Hacker News

How to Distribute Postgres Geographically

by mebcittoon 6/1/2024, 4:42:37 AM with 3 comments

by jitlon 6/2/2024, 12:23:50 PM
(I work at Notion, one of the larger Notion clones)
We experimented with using partitioned tables and doing the fancy postgres_fdw thing when we sharded our tenant-clustered tables in 2020. Even with all the Postgres instances in the same region we found the approach unwieldy. Routing queries in the application gives you a lot more control versus needing to teach Postgres the exact logic to route a query, plus do a (dangerous? one-way? global?) schema migration whenever you want to change the routing logic.
We touched on this briefly in our sharding blog post here: https://www.notion.so/blog/sharding-postgres-at-notion
Another reason to avoid complex routing in Postgres is risk. If something goes wrong at 3am in a load-bearing cross-Postgres-instance query, how easily will it be to mitigate that if the routing is happening in Postgres (with whatever advanced clustering system Citus, pgzx, postgres_fdw) versus if the routing is happening in the application? For example if there’s a network partition between the “global” postgres instance and the us-east-2 cluster? Maybe you’re Postgres wizards and know how to handle this with a quick schema change or something in the psql CLI but I’d bet more on my team’s ability to write fault tolerance in the application versus in Postgres internal logic.
by hazaskullon 6/2/2024, 6:38:36 AM
While it is fun to see how to creatively solve such issues, it does raise the question of managability. When sharding data into loosely (fdw) coupled silo's it would become tricky to make consistent backups, ensure locking mechanisms work when sharded data might sometimes be directly related, handle zone/region failures gracefully, prevent hot spots, perform multi-region schema-changes reliably, etc. I suppose this pattern principally only works when the data is in fact not strongly related and the silo's are quite independent. I wouldn't call that a distributed system at all, really.

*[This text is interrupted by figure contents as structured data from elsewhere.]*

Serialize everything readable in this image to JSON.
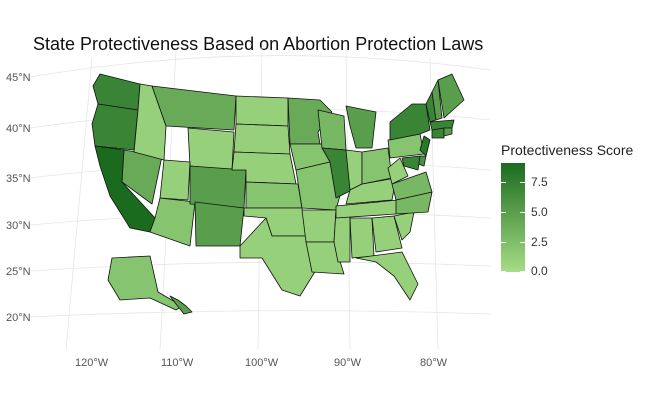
{
  "chart_data": {
    "type": "choropleth",
    "title": "State Protectiveness Based on Abortion Protection Laws",
    "legend": {
      "title": "Protectiveness Score",
      "placement": "right",
      "min": 0,
      "max": 9,
      "low_color": "#a6dd86",
      "high_color": "#1b6b1e",
      "ticks": [
        "0.0",
        "2.5",
        "5.0",
        "7.5"
      ]
    },
    "axes": {
      "lat_labels": [
        "20°N",
        "25°N",
        "30°N",
        "35°N",
        "40°N",
        "45°N"
      ],
      "lon_labels": [
        "120°W",
        "110°W",
        "100°W",
        "90°W",
        "80°W"
      ]
    },
    "grid": true,
    "states": [
      {
        "name": "WA",
        "value": 7
      },
      {
        "name": "OR",
        "value": 7
      },
      {
        "name": "CA",
        "value": 9
      },
      {
        "name": "NV",
        "value": 4
      },
      {
        "name": "ID",
        "value": 1
      },
      {
        "name": "MT",
        "value": 4
      },
      {
        "name": "WY",
        "value": 1
      },
      {
        "name": "UT",
        "value": 1
      },
      {
        "name": "AZ",
        "value": 2
      },
      {
        "name": "CO",
        "value": 5
      },
      {
        "name": "NM",
        "value": 5
      },
      {
        "name": "ND",
        "value": 1
      },
      {
        "name": "SD",
        "value": 1
      },
      {
        "name": "NE",
        "value": 1
      },
      {
        "name": "KS",
        "value": 2
      },
      {
        "name": "OK",
        "value": 1
      },
      {
        "name": "TX",
        "value": 1
      },
      {
        "name": "MN",
        "value": 4
      },
      {
        "name": "IA",
        "value": 2
      },
      {
        "name": "MO",
        "value": 2
      },
      {
        "name": "AR",
        "value": 1
      },
      {
        "name": "LA",
        "value": 1
      },
      {
        "name": "WI",
        "value": 3
      },
      {
        "name": "IL",
        "value": 7
      },
      {
        "name": "MS",
        "value": 1
      },
      {
        "name": "MI",
        "value": 5
      },
      {
        "name": "IN",
        "value": 1
      },
      {
        "name": "KY",
        "value": 1
      },
      {
        "name": "TN",
        "value": 1
      },
      {
        "name": "AL",
        "value": 1
      },
      {
        "name": "OH",
        "value": 2
      },
      {
        "name": "GA",
        "value": 1
      },
      {
        "name": "FL",
        "value": 1
      },
      {
        "name": "SC",
        "value": 1
      },
      {
        "name": "NC",
        "value": 3
      },
      {
        "name": "VA",
        "value": 3
      },
      {
        "name": "WV",
        "value": 1
      },
      {
        "name": "PA",
        "value": 2
      },
      {
        "name": "NY",
        "value": 7
      },
      {
        "name": "VT",
        "value": 7
      },
      {
        "name": "NH",
        "value": 5
      },
      {
        "name": "ME",
        "value": 5
      },
      {
        "name": "MA",
        "value": 7
      },
      {
        "name": "CT",
        "value": 7
      },
      {
        "name": "RI",
        "value": 5
      },
      {
        "name": "NJ",
        "value": 8
      },
      {
        "name": "DE",
        "value": 6
      },
      {
        "name": "MD",
        "value": 7
      },
      {
        "name": "AK",
        "value": 2
      },
      {
        "name": "HI",
        "value": 5
      }
    ]
  }
}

This may be a matter of opinion of course.
It does give a "When all you have is a hammer..." vibe to me and begs the question: why not use a system that's designed for use-cases like this and do it reliably and securely ? i.e.: https://www.cockroachlabs.com/docs/stable/multiregion-overvi... (yes, I know full data domiciling requires something even more strict but I currently don't know of any system that can transparently span the globe and stay performant while not sharing any metadata or caching between regions)
by nurpleon 6/2/2024, 2:03:26 PM
Ever since the war of stored procedures, I've been very reticent to put any more logic than absolutely necessary into the database. The simple truth of the matter is that the DB server codebases are awful, complicated, places to develop this kind of functionality. I strongly believe these features should be handled at higher layers.
At my last job, in fintech, we used application-level shard routing with each aggregate root served by a particular RPC service (users, accounts, transactions, etc). When one of these aggregate services were asked to pull data, they would query a central routing service for the server and shard the requested data resided in.
Between them and the DB servers we had a cluster of pgbouncer instances to handle connection oversubscription and the routing of queries around DB instances in the face of failures or maintenance.
While this was pretty effective, the work to manage sharded Postgres, DDL updates, caching, locating, and balancing data was still very complicated and error prone, and was the root of many production outages.
I didn't design this system, but after a couple years leading a platform migration, which necessitated getting into all this at a deep level, I would do it differently. Instead of query routing and DB sharding, I would shard the aggregate root services themselves. Each "sharded" set of these instances would have a simple PG instance (with replica chain) behind it that knows nothing about any other set.
At this point, instead of routing being done by the aggregate root services locating and querying data from DB shards on huge vertically-scaled servers, each set only pulls data from their dedicated DB. A routing facade is placed in front of the set of sets that sends requests from consumers to the one holding the desired data.
With this architecture, the complexity of sharding and vertically scaling at the DB layer, and handling connection oversubscription with a query router like PGbouncer, just falls away.
I would keep these sets, and their DBs, rather small to also reap the benefits of small datasets. One of the biggest issues we had with huge DBs is the time it takes to do anything; as an example, restarting replication in a failed chain could take many hours because of the huge amount of data, and any hiccups in connectivity would quickly overrun our capability to "catch" replication up and we'd have to fall back to zfs-send to resnap.
A larger number of smaller DBs would not improve the total time needed to do something like backups or DDL mutations, but it would significantly reduce the time for any particular instance which reduces overall risk and blast radius of a DB failure.
Another thing I think small DBs can help with is data locality, DB automation, and possibly making the instances effectively ephemeral. When your dataset is small, bringing an instance up from a hot backup can take on the order of a few seconds, and could allow you to schedule the root services and their DB on the same host.
For geographical distribution, the routing facade can also send writes to the set serving that shard in some other region.